As he was testing the dvd player on my laptop, I pulled out his birthday present: season four. “Could you test this one?” I asked, handing him the box. I have no words to describe the look on his face. “Greater love hath no wife,” said he. He promptly plugged it in, and proceeded to spend much of the rest of the day watching episodes.

Last night I slept the sleep of the exhausted and well-satisfied, aside from one thing. I kept getting snuggled and kissed, and hearing sweet words of praise whispered in my ear. It was clear that what had brought Joel possibly more pleasure than the gift was the fact that I, who did not care for the show, had given it to him.

There is a lesson here. Love isn’t about sharing the same tastes, the same interests, and the same personality. It is about valuing one another above self. Love is wanting to see the other person happy, even when it is at an inconvenience to self. Love is giving, not taking. And in return, love appreciates and returns such love.
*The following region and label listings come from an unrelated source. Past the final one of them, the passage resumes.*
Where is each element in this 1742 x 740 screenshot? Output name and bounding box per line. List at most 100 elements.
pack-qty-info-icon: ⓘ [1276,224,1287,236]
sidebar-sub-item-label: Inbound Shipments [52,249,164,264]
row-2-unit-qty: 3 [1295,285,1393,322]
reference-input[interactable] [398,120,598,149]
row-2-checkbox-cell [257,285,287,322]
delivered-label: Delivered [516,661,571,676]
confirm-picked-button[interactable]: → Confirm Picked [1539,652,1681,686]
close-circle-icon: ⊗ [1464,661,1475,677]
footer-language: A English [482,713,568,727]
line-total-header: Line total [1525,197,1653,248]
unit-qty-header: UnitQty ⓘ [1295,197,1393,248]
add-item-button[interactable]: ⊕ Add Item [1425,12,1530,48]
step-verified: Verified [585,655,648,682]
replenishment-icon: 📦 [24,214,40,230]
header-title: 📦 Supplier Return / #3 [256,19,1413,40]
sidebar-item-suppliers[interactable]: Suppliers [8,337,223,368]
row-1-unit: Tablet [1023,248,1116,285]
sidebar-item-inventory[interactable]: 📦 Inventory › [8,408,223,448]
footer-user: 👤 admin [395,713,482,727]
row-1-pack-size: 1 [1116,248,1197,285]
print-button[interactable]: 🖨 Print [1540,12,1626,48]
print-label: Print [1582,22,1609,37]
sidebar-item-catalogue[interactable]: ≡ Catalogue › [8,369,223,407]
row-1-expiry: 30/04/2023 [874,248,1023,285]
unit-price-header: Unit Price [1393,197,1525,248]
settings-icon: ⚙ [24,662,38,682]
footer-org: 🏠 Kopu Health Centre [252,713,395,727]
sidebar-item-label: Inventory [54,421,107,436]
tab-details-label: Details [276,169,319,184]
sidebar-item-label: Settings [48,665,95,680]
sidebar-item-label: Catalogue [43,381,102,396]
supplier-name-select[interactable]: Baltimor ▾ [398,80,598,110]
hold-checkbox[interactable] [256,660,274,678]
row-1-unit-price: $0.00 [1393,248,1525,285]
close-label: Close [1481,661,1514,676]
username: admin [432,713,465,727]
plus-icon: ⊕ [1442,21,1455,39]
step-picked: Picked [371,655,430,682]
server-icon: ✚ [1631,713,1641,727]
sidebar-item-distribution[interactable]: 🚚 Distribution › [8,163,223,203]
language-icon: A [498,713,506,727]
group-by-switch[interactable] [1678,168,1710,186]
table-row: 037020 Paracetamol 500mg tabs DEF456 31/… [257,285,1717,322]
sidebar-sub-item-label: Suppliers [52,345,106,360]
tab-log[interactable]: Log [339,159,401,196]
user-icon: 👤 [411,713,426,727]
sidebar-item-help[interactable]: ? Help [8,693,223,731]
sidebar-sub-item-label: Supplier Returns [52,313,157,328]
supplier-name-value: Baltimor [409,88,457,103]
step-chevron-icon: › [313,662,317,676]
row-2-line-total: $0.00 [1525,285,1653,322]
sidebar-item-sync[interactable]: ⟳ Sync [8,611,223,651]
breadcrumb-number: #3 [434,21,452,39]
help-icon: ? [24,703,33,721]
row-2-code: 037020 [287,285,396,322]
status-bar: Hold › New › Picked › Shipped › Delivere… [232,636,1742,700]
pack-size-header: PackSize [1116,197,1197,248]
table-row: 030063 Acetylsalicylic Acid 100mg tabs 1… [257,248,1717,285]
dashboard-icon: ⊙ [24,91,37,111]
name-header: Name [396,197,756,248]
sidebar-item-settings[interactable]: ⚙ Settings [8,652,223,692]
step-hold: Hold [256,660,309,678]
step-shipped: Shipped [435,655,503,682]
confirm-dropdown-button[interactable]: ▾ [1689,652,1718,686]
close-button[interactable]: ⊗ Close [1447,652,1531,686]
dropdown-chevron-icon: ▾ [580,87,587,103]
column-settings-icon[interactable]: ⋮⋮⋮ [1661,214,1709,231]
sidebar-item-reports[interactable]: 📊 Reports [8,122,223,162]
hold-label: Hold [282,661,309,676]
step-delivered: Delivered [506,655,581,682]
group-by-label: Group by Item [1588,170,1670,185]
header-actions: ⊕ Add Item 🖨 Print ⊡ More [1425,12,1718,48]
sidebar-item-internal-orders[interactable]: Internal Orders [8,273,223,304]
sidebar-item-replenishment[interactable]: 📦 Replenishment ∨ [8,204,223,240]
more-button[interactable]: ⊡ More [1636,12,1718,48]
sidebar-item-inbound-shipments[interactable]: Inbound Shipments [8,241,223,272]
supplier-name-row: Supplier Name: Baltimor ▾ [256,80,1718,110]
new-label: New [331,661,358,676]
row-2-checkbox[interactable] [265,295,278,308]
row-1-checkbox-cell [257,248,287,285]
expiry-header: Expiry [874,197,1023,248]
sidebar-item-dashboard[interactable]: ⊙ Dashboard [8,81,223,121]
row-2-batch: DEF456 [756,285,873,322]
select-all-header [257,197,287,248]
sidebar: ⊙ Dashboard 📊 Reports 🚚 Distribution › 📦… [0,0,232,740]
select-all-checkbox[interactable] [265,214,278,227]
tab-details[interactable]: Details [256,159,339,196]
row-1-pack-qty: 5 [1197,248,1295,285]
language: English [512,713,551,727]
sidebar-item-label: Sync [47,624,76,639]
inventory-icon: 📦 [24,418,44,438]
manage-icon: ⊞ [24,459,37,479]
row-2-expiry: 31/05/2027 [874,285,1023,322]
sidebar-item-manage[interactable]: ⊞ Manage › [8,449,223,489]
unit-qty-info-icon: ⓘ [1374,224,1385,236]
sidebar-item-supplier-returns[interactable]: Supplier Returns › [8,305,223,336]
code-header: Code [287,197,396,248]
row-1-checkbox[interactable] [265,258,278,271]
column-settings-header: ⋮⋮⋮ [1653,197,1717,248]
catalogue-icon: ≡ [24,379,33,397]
Which leads me to the second lesson, one about human nature. If you want to be appreciated, if you want your loved one to cherish you, you will do well to make your loved one feel cherished. Nobody has taught me this lesson more clearly than my own husband. He makes me feel like the most important person in the world, and acts as though he didn’t see my faults. Oh, if I have a moral fault, he cares enough about my soul to encourage me to overcome it; but if I am sometimes a frustration (as he won’t admit it, but I frequently am), he strives to help me feel better, rather than adding to my burden by criticizing me. The way I’ve learned from this is by my own response. When he treats me this way, I feel a swelling of gratitude, a surge of love that makes me want to do foolish things like buying him a season of Married with Children for his birthday.

I hope for you, gentle reader, that you have someone in your life that inspires you to love more fully by loving you so fully. If you have not, I hope that you can inspire your loved ones in such a way. I hope that your marriages and other significant relationships do not need saved; but if they do, take that first step: put them first. Few people can resist responding to unselfish love. I know I couldn’t.